ScArEcRoW wrote:Let's see. Massive blocks of ice just randomly floating around in the ocean and we don't expect them to melt over time? Ice melts Cate.
Indeed ice does melt over time.
We are living in what climatologist term "a warm interglacial period". What could be termed a relatively "little ice age" occurred about 600 years ago that slowed the natural glacial inland retreat. While the surface of the ice sheets are solid and brittle, the bottom is flexible. Inland glaciers retreat as inflowing streams of water (warmer than ice) ebb underneath. The hot magna in the earths core account for some of the rise in Ocean temperstures that influenced glacial retreat.
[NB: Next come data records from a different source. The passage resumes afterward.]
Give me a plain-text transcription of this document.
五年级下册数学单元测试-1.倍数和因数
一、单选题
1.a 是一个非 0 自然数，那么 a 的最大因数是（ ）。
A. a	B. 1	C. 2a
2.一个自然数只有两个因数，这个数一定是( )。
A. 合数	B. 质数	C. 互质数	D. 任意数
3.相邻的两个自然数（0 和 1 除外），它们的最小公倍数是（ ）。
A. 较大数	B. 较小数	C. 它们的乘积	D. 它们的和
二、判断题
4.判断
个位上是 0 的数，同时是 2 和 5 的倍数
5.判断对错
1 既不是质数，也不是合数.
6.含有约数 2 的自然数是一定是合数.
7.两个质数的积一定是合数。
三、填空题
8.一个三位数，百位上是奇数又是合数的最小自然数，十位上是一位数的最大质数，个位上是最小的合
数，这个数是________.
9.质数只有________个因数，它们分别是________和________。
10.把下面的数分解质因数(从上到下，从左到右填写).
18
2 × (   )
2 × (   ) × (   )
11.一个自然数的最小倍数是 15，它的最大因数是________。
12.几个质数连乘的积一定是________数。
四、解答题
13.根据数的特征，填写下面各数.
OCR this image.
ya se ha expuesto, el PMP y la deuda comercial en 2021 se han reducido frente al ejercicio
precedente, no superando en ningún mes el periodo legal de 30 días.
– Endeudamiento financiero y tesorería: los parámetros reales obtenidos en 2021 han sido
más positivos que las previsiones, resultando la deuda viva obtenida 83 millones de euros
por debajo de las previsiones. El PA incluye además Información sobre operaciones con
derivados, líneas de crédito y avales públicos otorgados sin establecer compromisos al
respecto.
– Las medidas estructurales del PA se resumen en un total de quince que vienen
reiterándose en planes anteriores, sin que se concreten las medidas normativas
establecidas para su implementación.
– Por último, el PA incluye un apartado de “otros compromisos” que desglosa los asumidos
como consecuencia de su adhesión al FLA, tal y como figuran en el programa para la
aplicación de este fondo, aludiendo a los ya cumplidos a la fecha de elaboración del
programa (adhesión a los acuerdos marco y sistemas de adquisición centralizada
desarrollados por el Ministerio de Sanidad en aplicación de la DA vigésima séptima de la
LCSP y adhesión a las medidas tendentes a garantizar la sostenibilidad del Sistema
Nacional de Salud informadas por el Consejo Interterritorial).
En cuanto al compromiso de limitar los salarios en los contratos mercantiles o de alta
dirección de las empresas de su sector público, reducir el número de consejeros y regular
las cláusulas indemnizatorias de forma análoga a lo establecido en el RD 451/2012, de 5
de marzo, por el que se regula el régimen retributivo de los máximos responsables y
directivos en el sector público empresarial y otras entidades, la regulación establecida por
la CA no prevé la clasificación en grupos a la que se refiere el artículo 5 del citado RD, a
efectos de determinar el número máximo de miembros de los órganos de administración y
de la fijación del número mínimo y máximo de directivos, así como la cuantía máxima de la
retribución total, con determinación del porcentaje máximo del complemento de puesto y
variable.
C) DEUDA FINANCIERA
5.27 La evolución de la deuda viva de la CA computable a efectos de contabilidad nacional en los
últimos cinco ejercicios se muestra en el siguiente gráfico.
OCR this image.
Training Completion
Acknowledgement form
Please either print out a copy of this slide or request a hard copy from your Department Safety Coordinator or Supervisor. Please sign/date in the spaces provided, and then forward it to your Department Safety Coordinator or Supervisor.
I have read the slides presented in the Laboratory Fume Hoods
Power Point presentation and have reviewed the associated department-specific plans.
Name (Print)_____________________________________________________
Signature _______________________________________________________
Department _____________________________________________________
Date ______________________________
The problem is relentless extended rising temperatures in the earths biosphere cannot preserve or create our glaciers. The Oceans have risen 7.5 inches since the beginning of the 20th Century. More ice sheet melting will produce more rising Ocean water. It has no place to go other than onto land mass. Unfortunately those waters cannot flow into parched inland deserts, but will certainly redefine continental shorelines.
"A glacier forms when more snow falls each winter than melts the next summer. With alternating freezing and thawing, the snow becomes granular ice. As these layers build up, the ice recrystallizes, becomes denser, and eventually forms a massive sheet. The ice needs to be about 100 feet (30 m) thick for a glacier to form and have a surface area of at least 25 acres." U.S. Dept of Interior, Nationsl Parks.